Simple CNN on CIFAR10 dataset

cv
Trains a simple deep CNN on the CIFAR10 small images dataset.

Train a simple deep CNN on the CIFAR10 small images dataset.

It gets down to 0.65 test logloss in 25 epochs, and down to 0.55 after 50 epochs, though it is still underfitting at that point.

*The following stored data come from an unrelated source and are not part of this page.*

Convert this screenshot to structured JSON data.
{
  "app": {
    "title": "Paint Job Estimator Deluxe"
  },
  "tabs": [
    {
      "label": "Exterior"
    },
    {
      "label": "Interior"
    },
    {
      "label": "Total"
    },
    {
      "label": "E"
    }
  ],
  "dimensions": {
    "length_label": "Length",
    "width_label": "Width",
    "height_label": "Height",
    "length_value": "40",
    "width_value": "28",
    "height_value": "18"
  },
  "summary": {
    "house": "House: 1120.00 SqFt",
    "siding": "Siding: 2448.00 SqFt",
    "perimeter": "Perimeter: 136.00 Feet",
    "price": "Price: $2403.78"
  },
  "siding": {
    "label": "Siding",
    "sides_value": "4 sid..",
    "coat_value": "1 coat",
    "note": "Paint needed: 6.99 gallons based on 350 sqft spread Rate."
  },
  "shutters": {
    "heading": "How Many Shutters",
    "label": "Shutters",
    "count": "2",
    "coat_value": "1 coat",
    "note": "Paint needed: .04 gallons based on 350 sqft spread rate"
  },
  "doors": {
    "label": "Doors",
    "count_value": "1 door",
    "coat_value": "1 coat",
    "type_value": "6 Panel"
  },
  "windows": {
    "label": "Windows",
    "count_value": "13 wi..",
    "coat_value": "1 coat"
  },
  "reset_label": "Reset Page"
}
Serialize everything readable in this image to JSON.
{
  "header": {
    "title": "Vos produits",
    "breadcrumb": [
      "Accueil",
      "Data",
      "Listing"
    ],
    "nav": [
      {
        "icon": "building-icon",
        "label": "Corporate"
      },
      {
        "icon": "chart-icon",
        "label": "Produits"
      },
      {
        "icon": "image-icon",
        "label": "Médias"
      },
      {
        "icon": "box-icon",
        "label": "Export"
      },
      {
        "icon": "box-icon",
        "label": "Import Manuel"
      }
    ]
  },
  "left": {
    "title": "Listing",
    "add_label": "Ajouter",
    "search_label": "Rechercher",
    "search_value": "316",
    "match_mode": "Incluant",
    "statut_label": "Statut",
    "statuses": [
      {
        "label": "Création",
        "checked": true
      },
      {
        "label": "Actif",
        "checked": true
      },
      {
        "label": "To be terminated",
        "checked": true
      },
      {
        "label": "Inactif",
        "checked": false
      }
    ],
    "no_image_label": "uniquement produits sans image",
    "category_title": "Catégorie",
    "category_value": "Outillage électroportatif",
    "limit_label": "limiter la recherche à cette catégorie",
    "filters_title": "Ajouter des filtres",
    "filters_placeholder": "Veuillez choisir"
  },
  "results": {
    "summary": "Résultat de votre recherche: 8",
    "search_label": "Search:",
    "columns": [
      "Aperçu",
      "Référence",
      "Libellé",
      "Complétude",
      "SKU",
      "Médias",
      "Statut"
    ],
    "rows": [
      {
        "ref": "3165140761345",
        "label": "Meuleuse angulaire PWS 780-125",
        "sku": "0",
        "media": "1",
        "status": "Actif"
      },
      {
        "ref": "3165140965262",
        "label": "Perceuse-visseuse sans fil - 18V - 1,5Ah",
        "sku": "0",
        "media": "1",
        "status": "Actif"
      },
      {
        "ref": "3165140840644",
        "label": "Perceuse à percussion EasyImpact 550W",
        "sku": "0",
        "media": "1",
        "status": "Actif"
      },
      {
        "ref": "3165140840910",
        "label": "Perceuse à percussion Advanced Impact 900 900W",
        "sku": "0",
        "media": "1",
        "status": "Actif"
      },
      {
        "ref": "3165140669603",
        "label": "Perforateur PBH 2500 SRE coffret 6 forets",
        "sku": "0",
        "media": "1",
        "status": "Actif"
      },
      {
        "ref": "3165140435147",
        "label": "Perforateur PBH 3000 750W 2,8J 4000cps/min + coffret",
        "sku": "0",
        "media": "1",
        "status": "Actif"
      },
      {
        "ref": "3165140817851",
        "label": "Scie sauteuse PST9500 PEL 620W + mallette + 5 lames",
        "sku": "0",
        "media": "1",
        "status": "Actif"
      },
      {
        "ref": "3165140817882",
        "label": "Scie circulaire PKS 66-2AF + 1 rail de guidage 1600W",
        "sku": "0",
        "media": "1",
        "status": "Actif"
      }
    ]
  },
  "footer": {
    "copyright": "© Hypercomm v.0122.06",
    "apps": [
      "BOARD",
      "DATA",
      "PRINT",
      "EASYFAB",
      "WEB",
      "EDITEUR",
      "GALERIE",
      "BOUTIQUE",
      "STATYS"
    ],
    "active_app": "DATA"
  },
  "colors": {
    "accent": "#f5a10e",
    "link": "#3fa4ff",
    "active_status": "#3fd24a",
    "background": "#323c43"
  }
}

If doing data augmentation you may try increasing the number of filters in convolutions and in dense layers.

library(keras)

# Parameters --------------------------------------------------------------

batch_size <- 32
epochs <- 50
data_augmentation <- FALSE


# Data Preparation --------------------------------------------------------

# See ?dataset_cifar10 for more info
cifar10 <- dataset_cifar10()
Loaded Tensorflow version 2.9.1
# Feature scale RGB values in test and train inputs  
x_train <- cifar10$train$x/255
x_test <- cifar10$test$x/255
y_train <- cifar10$train$y
y_test <- cifar10$test$y


# Defining Model ----------------------------------------------------------

# Initialize sequential model
model <- keras_model_sequential()


if (data_augmentation) {
  data_augmentation = keras_model_sequential() %>% 
    layer_random_flip("horizontal") %>% 
    layer_random_rotation(0.2)
  
  model <- model %>% 
    data_augmentation()
}

model <- model %>%
  # Start with hidden 2D convolutional layer being fed 32x32 pixel images
  layer_conv_2d(
    filter = 16, kernel_size = c(3,3), padding = "same", 
    input_shape = c(32, 32, 3)
  ) %>%
  layer_activation_leaky_relu(0.1) %>% 

  # Second hidden layer
  layer_conv_2d(filter = 32, kernel_size = c(3,3)) %>%
  layer_activation_leaky_relu(0.1) %>% 

  # Use max pooling
  layer_max_pooling_2d(pool_size = c(2,2)) %>%
  layer_dropout(0.25) %>%
  
  # 2 additional hidden 2D convolutional layers
  layer_conv_2d(filter = 32, kernel_size = c(3,3), padding = "same") %>%
  layer_activation_leaky_relu(0.1) %>% 
  layer_conv_2d(filter = 64, kernel_size = c(3,3)) %>%
  layer_activation_leaky_relu(0.1) %>% 

  # Use max pooling once more
  layer_max_pooling_2d(pool_size = c(2,2)) %>%
  layer_dropout(0.25) %>%
  
  # Flatten max filtered output into feature vector 
  # and feed into dense layer
  layer_flatten() %>%
  layer_dense(256) %>%
  layer_activation_leaky_relu(0.1) %>% 
  layer_dropout(0.5) %>%

  # Outputs from dense layer are projected onto 10 unit output layer
  layer_dense(10)
Warning in layer_conv_2d(., filter = 64, kernel_size = c(3, 3)): partial
argument match of 'filter' to 'filters'
Warning in layer_conv_2d(., filter = 32, kernel_size = c(3, 3), padding =
"same"): partial argument match of 'filter' to 'filters'
Warning in layer_conv_2d(., filter = 32, kernel_size = c(3, 3)): partial
argument match of 'filter' to 'filters'
Warning in layer_conv_2d(., filter = 16, kernel_size = c(3, 3), padding =
"same", : partial argument match of 'filter' to 'filters'
opt <- optimizer_adamax(learning_rate = learning_rate_schedule_exponential_decay(
  initial_learning_rate = 5e-3, 
  decay_rate = 0.96, 
  decay_steps = 1500, 
  staircase = TRUE
))

model %>% compile(
  loss = loss_sparse_categorical_crossentropy(from_logits = TRUE),
  optimizer = opt,
  metrics = "accuracy"
)


# Training ----------------------------------------------------------------
model %>% fit(
  x_train, y_train,
  batch_size = batch_size,
  epochs = epochs,
  validation_data = list(x_test, y_test),
  shuffle = TRUE
)

model %>% evaluate(x_test, y_test)
     loss  accuracy 
0.6197287 0.8200000